State-owned Saudi Aramco this week was exporting 6.6m b/d of crude oils, down from 6.9m b/d as an average for the whole of 2006, plus about 1m b/d of condensate and NGL as in the past year. In addition, Saudi Arabia is exporting about 200,000 b/d of refined products out of Saudi Aramco's JV
In its Annual Review 2006 out earlier this year, Saudi Aramco said its crude oil output in 2006 fell 1.7% to 8.9m b/d and exports fell 3.1% to 6.9m b/d. Raw natural gas delivered to gas plants in 2006 rose 4.5% to 8,200 MCF/d, compared to 7,800 MCF/d in 2005. Saudi Aramco's crude oil production capacity in 2009 will reach 12.5m b/d.
Saudi Aramco is the only oil producer in the world which has no physical constraints on its short- or long-term export decisions. This is thanks to an awesome combination of logistics it has built up in Saudi Arabia and in other parts of the world, backed by huge petroleum reserves and an operational capacity of over 10.6 b/d (see Part 2 in omt14SaudiFieldsOct1-07).
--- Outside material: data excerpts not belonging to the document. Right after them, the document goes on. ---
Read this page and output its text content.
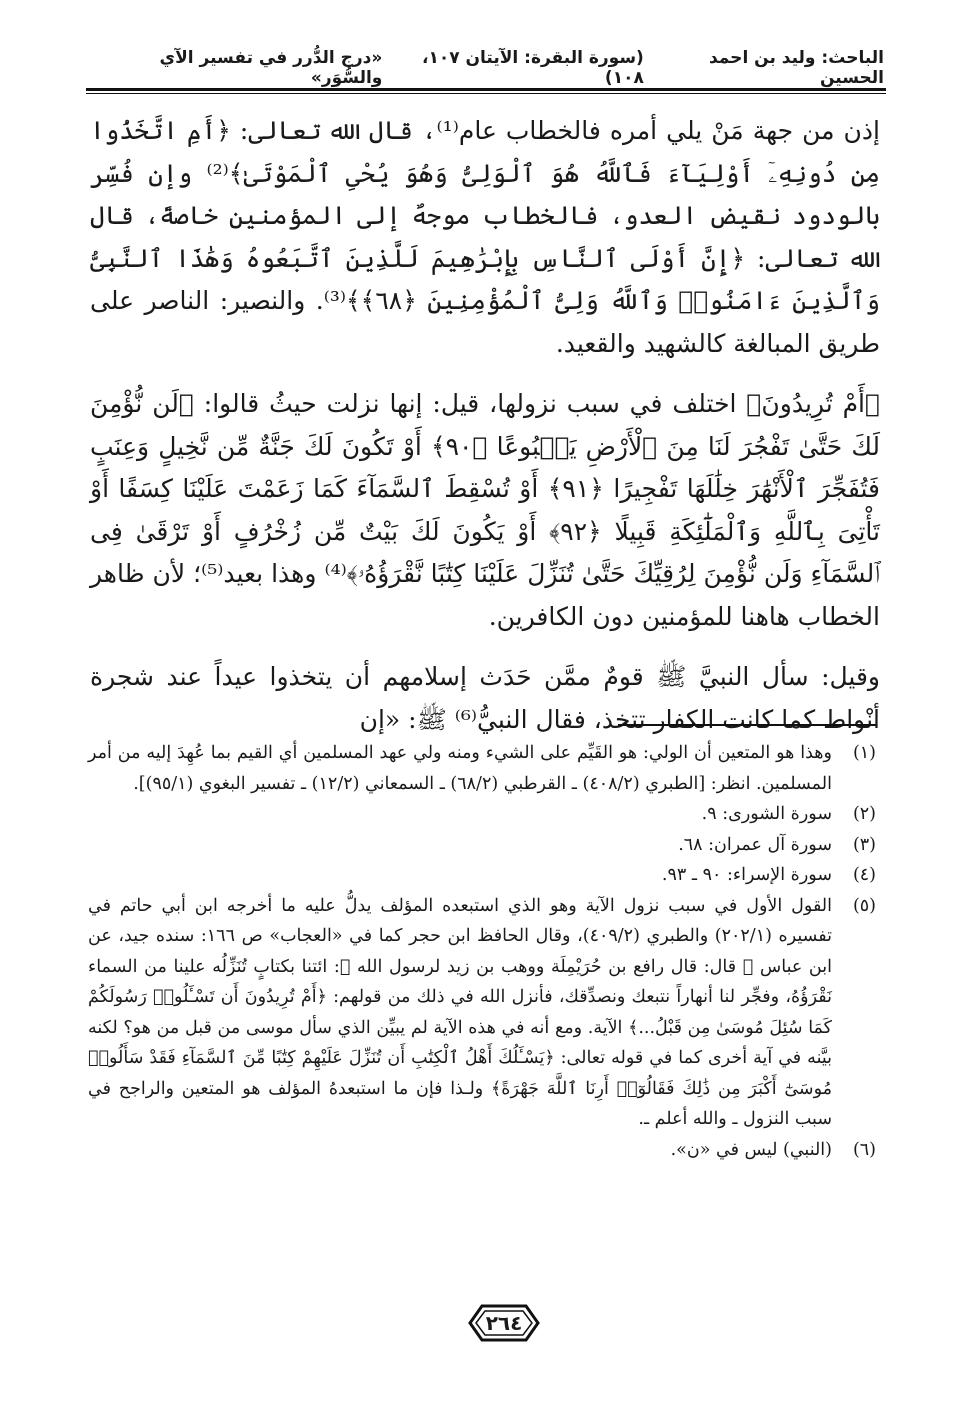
الباحث: وليد بن احمد الحسين
(سورة البقرة: الآيتان ١٠٧، ١٠٨)
«درج الدُّرر في تفسير الآي والسُّوَر»

إذن من جهة مَنْ يلي أمره فالخطاب عام⁽¹⁾، قال الله تعالى: ﴿أَمِ اتَّخَذُوا مِن دُونِهِۦٓ أَوْلِيَآءَ فَٱللَّهُ هُوَ ٱلْوَلِىُّ وَهُوَ يُحْىِ ٱلْمَوْتَىٰ﴾⁽²⁾ وإن فُسِّر بالودود نقيض العدو، فالخطاب موجهٌ إلى المؤمنين خاصةً، قال الله تعالى: ﴿إِنَّ أَوْلَى ٱلنَّاسِ بِإِبْرَٰهِيمَ لَلَّذِينَ ٱتَّبَعُوهُ وَهَٰذَا ٱلنَّبِىُّ وَٱلَّذِينَ ءَامَنُوا۟ وَٱللَّهُ وَلِىُّ ٱلْمُؤْمِنِينَ ﴿٦٨﴾﴾⁽³⁾. والنصير: الناصر على طريق المبالغة كالشهيد والقعيد.

﴿أَمْ تُرِيدُونَ﴾ اختلف في سبب نزولها، قيل: إنها نزلت حيثُ قالوا: ﴿لَن نُّؤْمِنَ لَكَ حَتَّىٰ تَفْجُرَ لَنَا مِنَ ٱلْأَرْضِ يَنۢبُوعًا ﴿٩٠﴾ أَوْ تَكُونَ لَكَ جَنَّةٌ مِّن نَّخِيلٍ وَعِنَبٍ فَتُفَجِّرَ ٱلْأَنْهَٰرَ خِلَٰلَهَا تَفْجِيرًا ﴿٩١﴾ أَوْ تُسْقِطَ ٱلسَّمَآءَ كَمَا زَعَمْتَ عَلَيْنَا كِسَفًا أَوْ تَأْتِىَ بِٱللَّهِ وَٱلْمَلَٰٓئِكَةِ قَبِيلًا ﴿٩٢﴾ أَوْ يَكُونَ لَكَ بَيْتٌ مِّن زُخْرُفٍ أَوْ تَرْقَىٰ فِى ٱلسَّمَآءِ وَلَن نُّؤْمِنَ لِرُقِيِّكَ حَتَّىٰ تُنَزِّلَ عَلَيْنَا كِتَٰبًا نَّقْرَؤُهُۥ﴾⁽⁴⁾ وهذا بعيد⁽⁵⁾؛ لأن ظاهر الخطاب هاهنا للمؤمنين دون الكافرين.

وقيل: سأل النبيَّ ﷺ قومٌ ممَّن حَدَث إسلامهم أن يتخذوا عيداً عند شجرة أنْواط كما كانت الكفار تتخذ، فقال النبيُّ⁽⁶⁾ ﷺ: «إن

(١)
وهذا هو المتعين أن الولي: هو القَيِّم على الشيء ومنه ولي عهد المسلمين أي القيم بما عُهِدَ إليه من أمر المسلمين. انظر: [الطبري (٤٠٨/٢) ـ القرطبي (٦٨/٢) ـ السمعاني (١٢/٢) ـ تفسير البغوي (٩٥/١)].
(٢)
سورة الشورى: ٩.
(٣)
سورة آل عمران: ٦٨.
(٤)
سورة الإسراء: ٩٠ ـ ٩٣.
(٥)
القول الأول في سبب نزول الآية وهو الذي استبعده المؤلف يدلُّ عليه ما أخرجه ابن أبي حاتم في تفسيره (٢٠٢/١) والطبري (٤٠٩/٢)، وقال الحافظ ابن حجر كما في «العجاب» ص ١٦٦: سنده جيد، عن ابن عباس ﷺ قال: قال رافع بن حُرَيْمِلَة ووهب بن زيد لرسول الله ﷺ: ائتنا بكتابٍ تُنَزِّلُه علينا من السماء نَقْرَؤُهُ، وفجِّر لنا أنهاراً نتبعك ونصدِّقك، فأنزل الله في ذلك من قولهم: ﴿أَمْ تُرِيدُونَ أَن تَسْـَٔلُوا۟ رَسُولَكُمْ كَمَا سُئِلَ مُوسَىٰ مِن قَبْلُ...﴾ الآية. ومع أنه في هذه الآية لم يبيِّن الذي سأل موسى من قبل من هو؟ لكنه بيَّنه في آية أخرى كما في قوله تعالى: ﴿يَسْـَٔلُكَ أَهْلُ ٱلْكِتَٰبِ أَن تُنَزِّلَ عَلَيْهِمْ كِتَٰبًا مِّنَ ٱلسَّمَآءِ فَقَدْ سَأَلُوا۟ مُوسَىٰٓ أَكْبَرَ مِن ذَٰلِكَ فَقَالُوٓا۟ أَرِنَا ٱللَّهَ جَهْرَةً﴾ ولـذا فإن ما استبعدهُ المؤلف هو المتعين والراجح في سبب النزول ـ والله أعلم ـ.
(٦)
(النبي) ليس في «ن».
٢٦٤
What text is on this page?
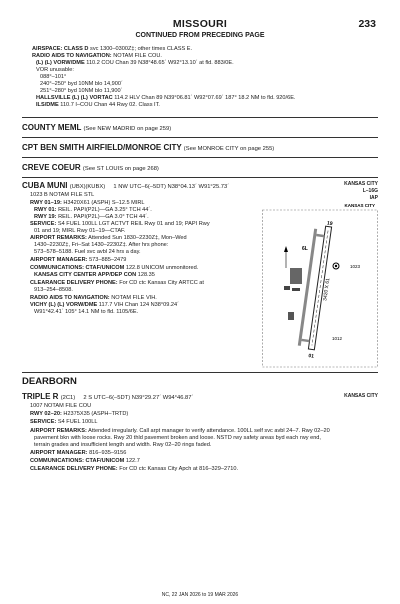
MISSOURI	233
CONTINUED FROM PRECEDING PAGE
AIRSPACE: CLASS D svc 1300–0300Z‡; other times CLASS E.
RADIO AIDS TO NAVIGATION: NOTAM FILE COU.
(L) (L) VORW/DME 110.2 COU Chan 39 N38°48.65´ W92°13.10´ at fld. 883/0E.
VOR unusable:
088°–101°
240°–250° byd 10NM blo 14,900´
251°–280° byd 10NM blo 11,900´
HALLSVILLE (L) (L) VORTAC 114.2 HLV Chan 89 N39°06.81´ W92°07.69´ 187° 18.2 NM to fld. 920/6E.
ILS/DME 110.7 I–COU Chan 44 Rwy 02. Class IT.
COUNTY MEML (See NEW MADRID on page 259)
CPT BEN SMITH AIRFIELD/MONROE CITY (See MONROE CITY on page 255)
CREVE COEUR (See ST LOUIS on page 268)
CUBA MUNI (UBX)(KUBX) 1 NW UTC–6(–5DT) N38°04.13´ W91°25.73´	KANSAS CITY
L–16G
IAP
1023 B NOTAM FILE STL
RWY 01–19: H3420X61 (ASPH) S–12.5 MIRL
RWY 01: REIL. PAPI(P2L)—GA 3.25° TCH 44´.
RWY 19: REIL. PAPI(P2L)—GA 3.0° TCH 44´.
SERVICE: S4 FUEL 100LL LGT ACTVT REIL Rwy 01 and 19; PAPI Rwy
01 and 19; MIRL Rwy 01–19—CTAF.
AIRPORT REMARKS: Attended Sun 1830–2230Z‡, Mon–Wed
1430–2230Z‡, Fri–Sat 1430–2230Z‡. After hrs phone:
573–578–5188. Fuel svc avbl 24 hrs a day.
AIRPORT MANAGER: 573–885–2479
COMMUNICATIONS: CTAF/UNICOM 122.8 UNICOM unmonitored.
KANSAS CITY CENTER APP/DEP CON 128.35
CLEARANCE DELIVERY PHONE: For CD ctc Kansas City ARTCC at
913–254–8508.
RADIO AIDS TO NAVIGATION: NOTAM FILE VIH.
VICHY (L) (L) VORW/DME 117.7 VIH Chan 124 N38°09.24´
W91°42.41´ 105° 14.1 NM to fld. 1105/6E.
KANSAS CITY
3420 X 61
19
01
1023
1012
6L
DEARBORN
TRIPLE R (2C1) 2 S UTC–6(–5DT) N39°29.27´ W94°46.87´	KANSAS CITY
1007 NOTAM FILE COU
RWY 02–20: H2375X35 (ASPH–TRTD)
SERVICE: S4 FUEL 100LL
AIRPORT REMARKS: Attended irregularly. Call arpt manager to verify attendance. 100LL self svc avbl 24–7. Rwy 02–20
pavement bkn with loose rocks. Rwy 20 thld pavement broken and loose. NSTD rwy safety areas byd each rwy end,
terrain grades and insufficient length and width. Rwy 02–20 rings faded.
AIRPORT MANAGER: 816–935–9156
COMMUNICATIONS: CTAF/UNICOM 122.7
CLEARANCE DELIVERY PHONE: For CD ctc Kansas City Apch at 816–329–2710.
NC, 22 JAN 2026 to 19 MAR 2026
The biggest market for Saudi Arabia is Asian/Pacific, taking over 4.68m b/d of its crude oils, fuels and NGL/condensate, i.e., 60% of total petroleum exports. Its second biggest market is the US, accounting for more than 1.85m b/d of crude oils, refined products and gas liquids. At times in the past four years total Saudi oil and gas liquids exports to the US exceeded 2.5m b/d. Europe, which until 1997 used to be the second market for Saudi oil and NGL, accounts for about 1m b/d of crudes (down from 1.5m b/d in late 1997 and 2m b/d in 1995). Africa, the Middle East and other parts of the world account for about 270,000 b/d of crude oil, NGL and fuel exports.
Despite a big rise in project and asset costs (see omt13SaudiProspSep24-07), Saudi Aramco is investing heavily in overseas downstream acquisitions. Its JV with Shell in the US, Motiva, is spending $7 bn on expansion of its 275,000 b/d refinery at Port Arthur, Texas, to 600,000 b/d by 2010. This will make it the biggest refinery in the US (see Part 4 in omt16SaudiOverseasOct15-07).